1/3 of young drivers admit to drink driving

Poll: 55% of youth prefer going out to bars.

drinking liquor 311 (photo credit: AP)
drinking liquor 311
(photo credit: AP)
Road safety group Or Yarok released findings from a new survey on Monday revealing that a third of all young drivers aged 17-24 who go out partying with their cars get behind the wheel after drinking alcohol.
The survey, which was conducted by TNC Teleseker research group by interviewing a representative sample of 300 people, found that the respondents’ preferred recreational venue was bars (55%), followed by restaurants and coffee shops, nightclubs, parties, friends’ houses, the beach and shopping centers.
The survey also found that 90% of the young people who went out at night went by car, either as drivers or passengers, and that 66% of them returned from their outings between midnight and 4 a.m.

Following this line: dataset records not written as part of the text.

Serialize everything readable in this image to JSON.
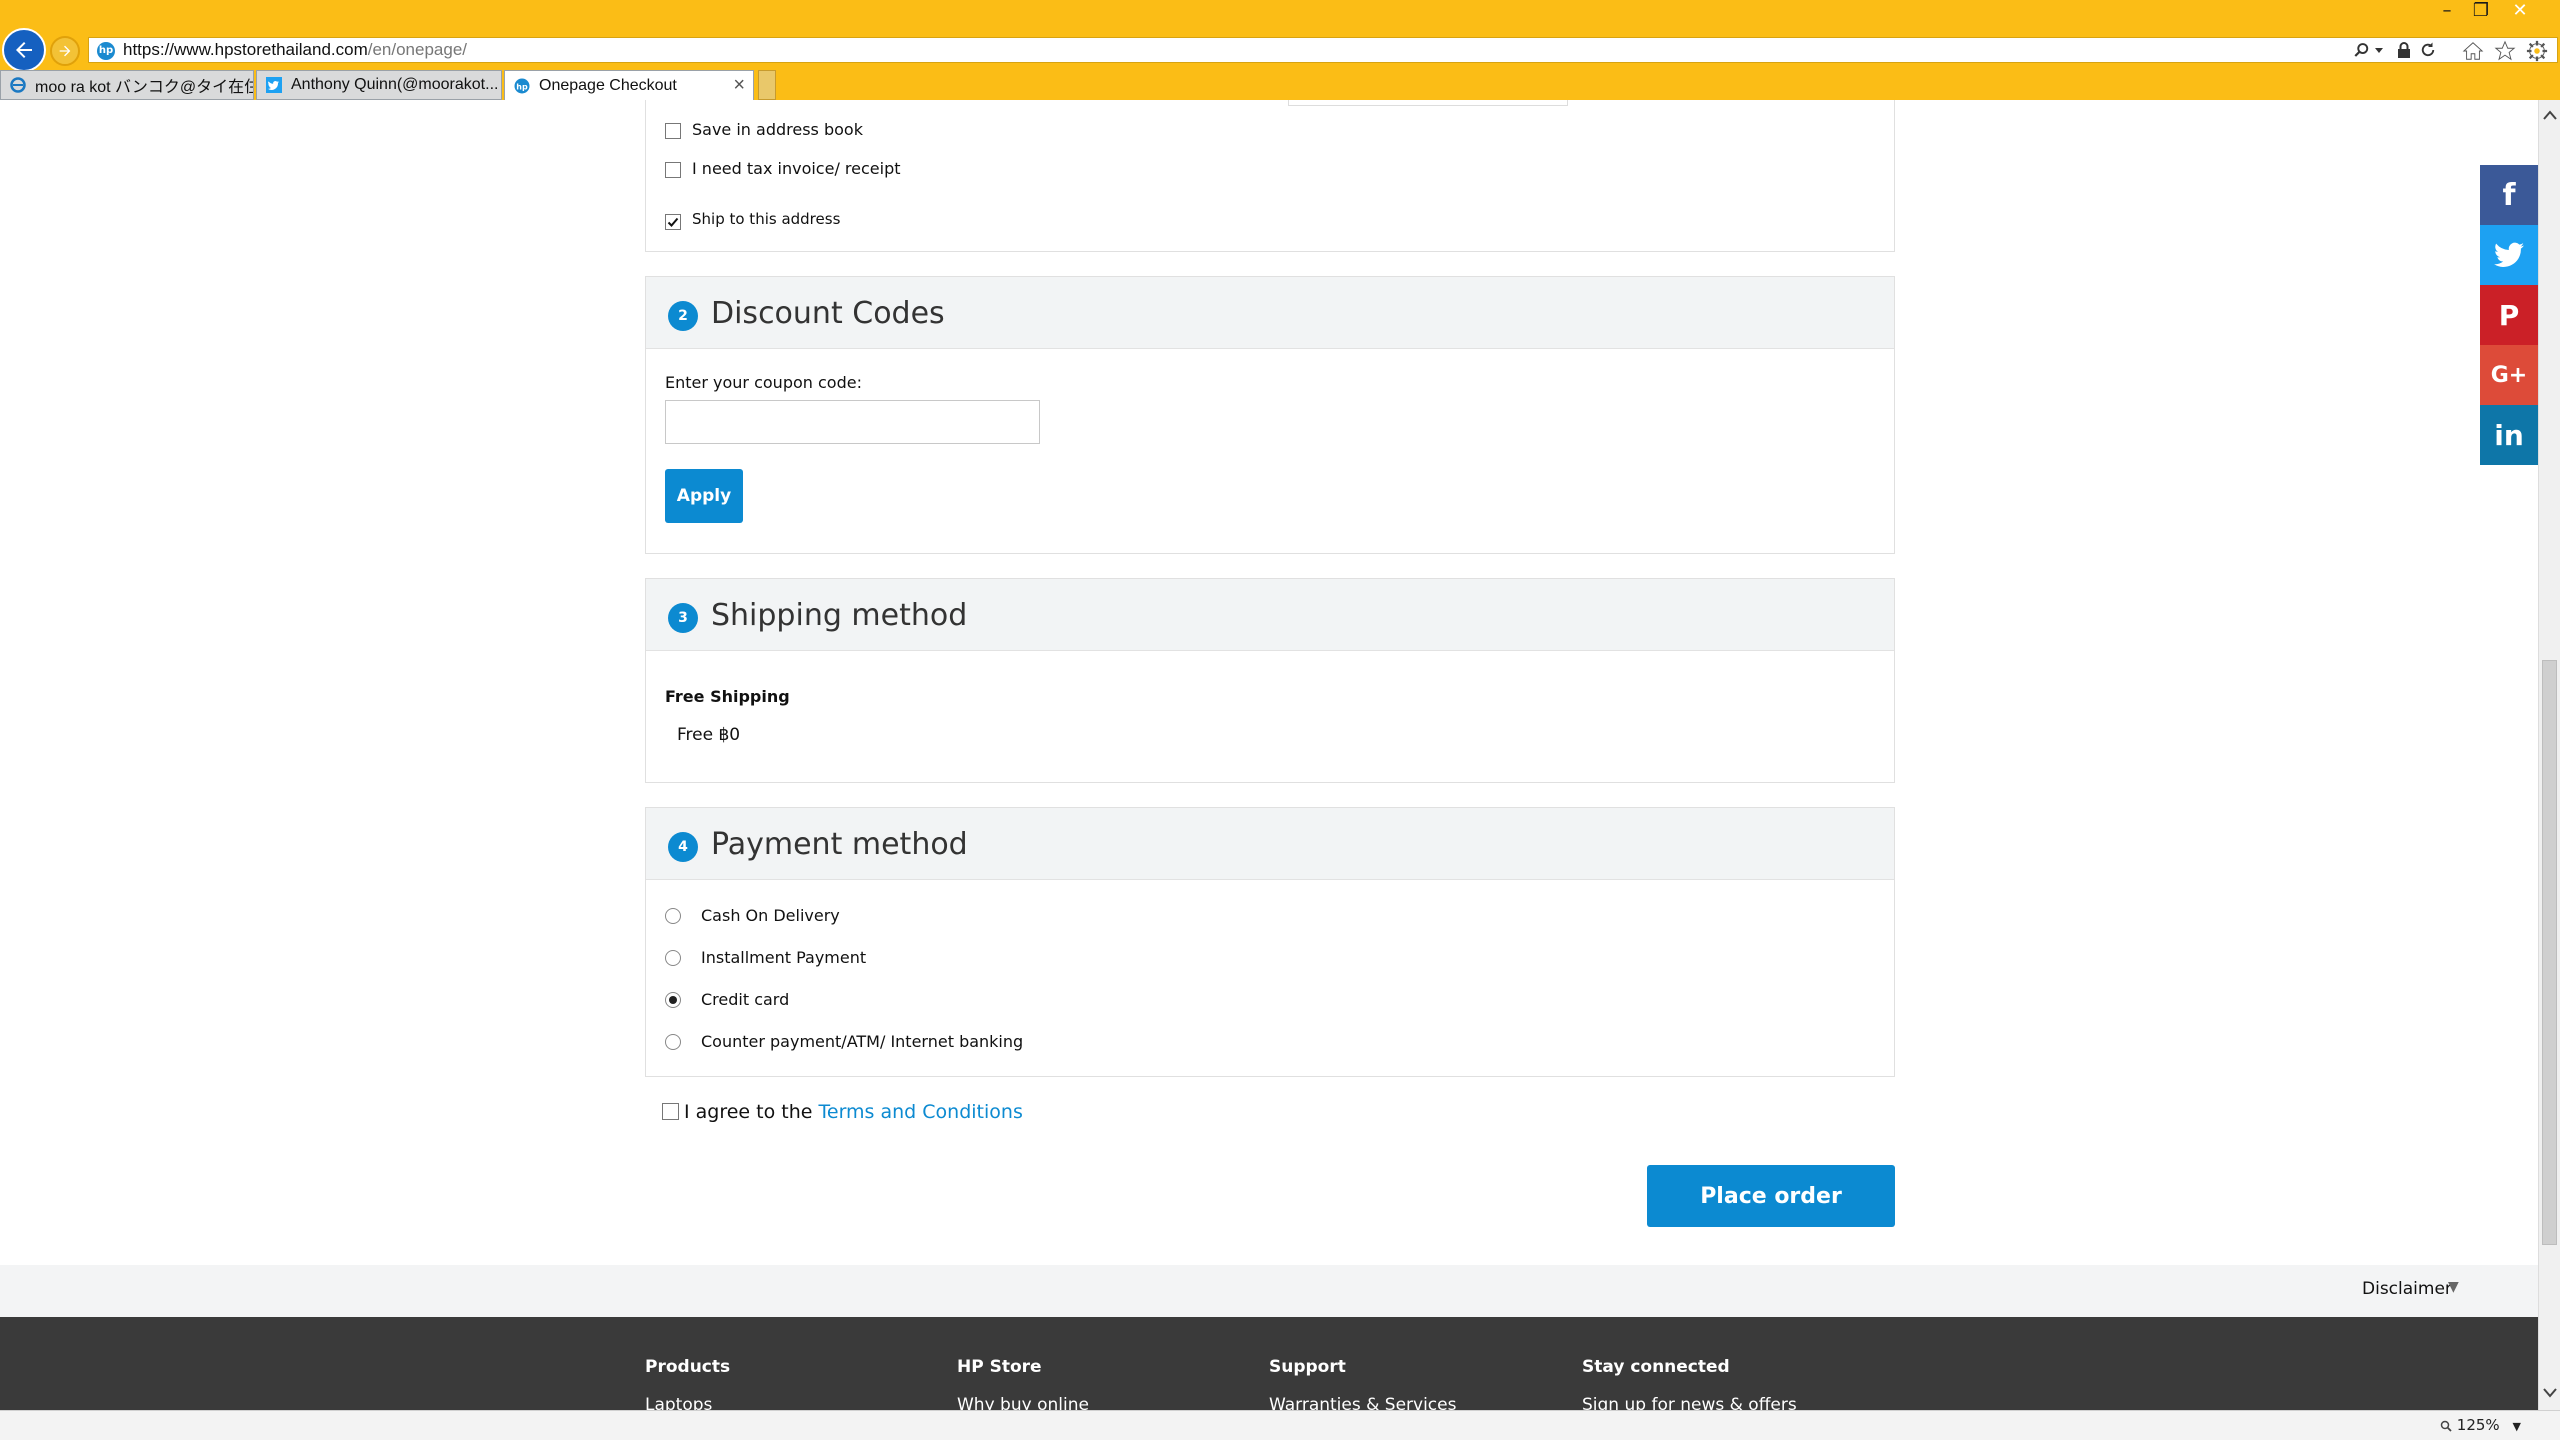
{
  "browser": {
    "url_host": "https://www.hpstorethailand.com",
    "url_path": "/en/onepage/",
    "tabs": [
      {
        "label": "moo ra kot バンコク@タイ在住..."
      },
      {
        "label": "Anthony Quinn(@moorakot..."
      },
      {
        "label": "Onepage Checkout"
      }
    ],
    "tab_close": "×",
    "window_controls": {
      "minimize": "–",
      "restore": "❐",
      "close": "✕"
    },
    "zoom_label": "125%",
    "accent_color": "#fbbd16"
  },
  "address": {
    "save_label": "Save in address book",
    "tax_label": "I need tax invoice/ receipt",
    "ship_label": "Ship to this address"
  },
  "discount": {
    "step": "2",
    "title": "Discount Codes",
    "coupon_label": "Enter your coupon code:",
    "coupon_value": "",
    "apply_label": "Apply"
  },
  "shipping": {
    "step": "3",
    "title": "Shipping method",
    "method_name": "Free Shipping",
    "method_price": "Free ฿0"
  },
  "payment": {
    "step": "4",
    "title": "Payment method",
    "options": [
      {
        "label": "Cash On Delivery"
      },
      {
        "label": "Installment Payment"
      },
      {
        "label": "Credit card"
      },
      {
        "label": "Counter payment/ATM/ Internet banking"
      }
    ],
    "selected": "Credit card"
  },
  "terms": {
    "prefix": "I agree to the ",
    "link": "Terms and Conditions"
  },
  "place_order_label": "Place order",
  "disclaimer": {
    "label": "Disclaimer",
    "caret": "▼"
  },
  "footer": {
    "columns": [
      {
        "heading": "Products",
        "link": "Laptops"
      },
      {
        "heading": "HP Store",
        "link": "Why buy online"
      },
      {
        "heading": "Support",
        "link": "Warranties & Services"
      },
      {
        "heading": "Stay connected",
        "link": "Sign up for news & offers"
      }
    ]
  },
  "social": {
    "facebook": {
      "glyph": "f",
      "color": "#3b5998"
    },
    "twitter": {
      "color": "#1da1f2"
    },
    "pinterest": {
      "glyph": "P",
      "color": "#cb2027"
    },
    "googleplus": {
      "glyph": "G+",
      "color": "#dd4b39"
    },
    "linkedin": {
      "glyph": "in",
      "color": "#0e76a8"
    }
  }
}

According to Or Yarok, there is a link between the youth’s recreational patterns and their likelihood of being involved in risky behavior. Fifty-four percent of the drivers who took risks tended to go to bars, regularly consume alcohol and return home after midnight.
The survey found that the youth were aware of the risks of driving under the influence of alcohol. Two-thirds said they didn’t drive after drinking, yet the other third said they did, although they drank far less than usual.
Eighty-one percent of the respondents said they decided among themselves on a designated driver.
“The chances of young drivers being involved in traffic accidents are higher than other age groups,” said Or Yarok director-general Shmuel Abuav.
“Almost a quarter of the drivers involved in accidents are young people between 17 and 24. Large portions of the youth are not only involved in unsafe behavior, but also legitimize those behaviors.”
Abuav called summer vacation the youth’s “time to blossom, and they use it to go out and have fun.”
“This is part of the youth’s pattern of life, but it is important to note that this time of the year also carries great risks on the roads,” he said. “Many of the young people are new drivers, lacking in skills and experience. They drive at night, under difficult conditions, with friends who often distract them and, worst of all, under the influence of alcohol. This is risky and dangerous behavior that increases the chances of involvement in traffic accidents.”
Or Yarok called on young drivers to take advantage of a Transportation Ministry initiative that provides people with late-night bus services to and from major entertainment districts across the country.
The special routes, called “Night Buses,” operate in 33 cities every night except Friday until 3:30 a.m.
“It is a blessed initiative,” Abuav said. “We hope that youth make use of it and avoid using private vehicles when returning from their outings and drinking alcohol. We hope that the Night Buses, together with aggressive enforcement by the police , more severe penalties for DUI charges and more education, will lead to fewer deaths and injuries of young people on Israel’s roads.”